L’estimation de l’âge du prévenu par les autorités judiciaires est arbitraire si elle se fonde uniquement sur l’âge minimum défini dans une expertise médico-légale, sans prise en compte des autres éléments à disposition. En outre, le principe in dubio pro reo ne trouve pas application au stade de la détermination de la compétence pour instruire la cause pénale. Par conséquent, il ne peut être tenu compte des conséquences pénales qu’aurait le constat de la majorité du prévenu pour justifier une appréciation des preuves en sa faveur. 

Principe de la double instance : les décisions du Tribunal des mesures de contrainte qui ne sont pas qualifiées de définitives doivent être contestées devant une instance cantonale avant de pouvoir être attaquées au Tribunal fédéral

Depuis la révision de l’art. 393 al. 1 let. c CPP, les décisions du Tribunal des mesures de contrainte sont en principe susceptibles d’un recours cantonal. Le refus d’autoriser une mesure de surveillance (art. 274 CPP) ne peut donc plus être attaqué directement devant le Tribunal fédéral.

Extension de l’accusation en première instance inadmissible et disjonction de la procédure

Lorsqu’une extension de l’acte d’accusation au sens de l’art. 333 al. 2 CPP décidée au cours des débats de première instance s’avère inadmissible en raison d’un complément d’instruction conséquent et de l’éventuelle participation de tiers, il en résulte une violation de la maxime d’accusation (art. 9 CPP) qui ne peut être réparée devant la juridiction d’appel. Les faits concernés doivent alors être disjoints de la procédure principale et l’accusation renvoyée au ministère public pour instruction complémentaire, la poursuite de la procédure principale se justifiant au regard du principe de célérité et de l’unité de la procédure, en particulier en cas de détention du prévenu.

La subrogation légale de l’art. 121 al. 2 CPP trouve application à la succession pour cause de mort (art. 560 CC)

Le Tribunal fédéral tranche une question jusqu’alors restée ouverte et conclut que la succession universelle (art. 560 CC) constitue un cas de subrogation légale au sens de l’art. 121 al. 2 CPP, y compris lorsque le seul héritier est l’État ou qu’un héritier est institué. Un administrateur d’office est par ailleurs admis à participer à la procédure pénale initiée par la défunte en qualité de partie plaignante à l’action civile.

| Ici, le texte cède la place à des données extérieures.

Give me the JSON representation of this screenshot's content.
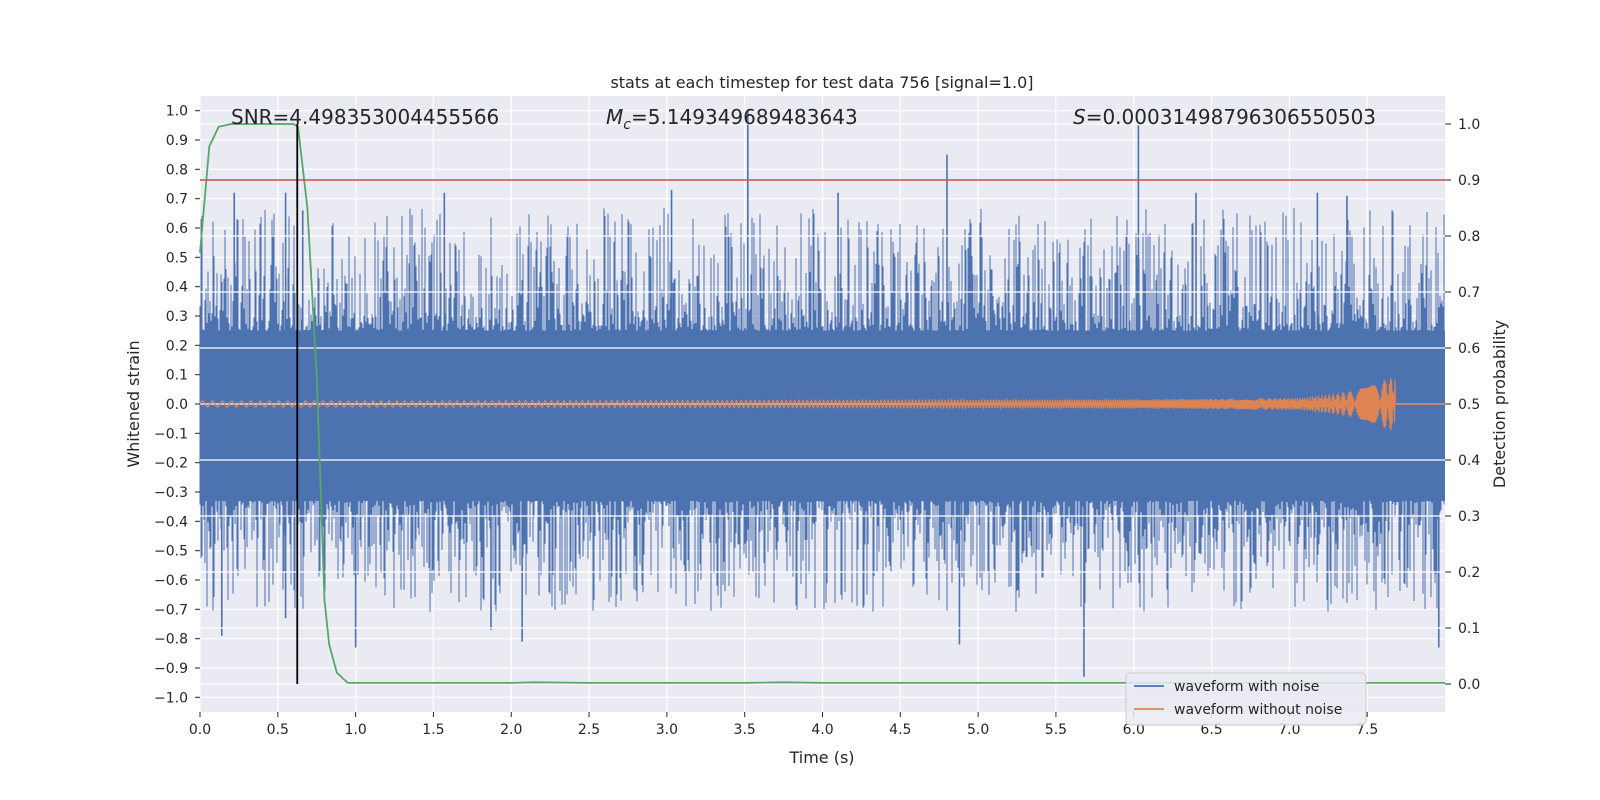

Infraction qualifiée selon l’art. 19 al. 2 let. a LStup : le taux de pureté des stupéfiants retenu dans l’acte d’accusation lie le juge du fond

Dans le cadre de l’examen relatif à l’application de la forme aggravée d’infraction à la loi fédérale sur les stupéfiants et les substances psychotropes au sens de l’art. 19 al. 2 let. a LStup, la détermination du taux de pureté du produit relève de l’établissement des faits et non de la qualification juridique. Le taux de pureté retenu dans l’acte d’accusation lie dès lors le juge du fond, qui ne peut l’adapter à la hausse, sous peine de violer le principe de l’accusation (art. 9 CPP), mais peut le revoir à la baisse.

Les absents n’ont plus toujours tort : la CourEDH impose une refonte de l’ordonnance pénale suisse (art. 356 al. 4 CPP)

Selon la CourEDH, la procédure spéciale de l’ordonnance pénale (art. 352ss CPP) n’est pas en tant que telle contraire à la CEDH. En revanche, la fiction du retrait de l’opposition à une ordonnance pénale prévue à l’art. 356 al. 4 CPP restreint de manière disproportionnée le droit à un tribunal (art. 6 § 1 CEDH).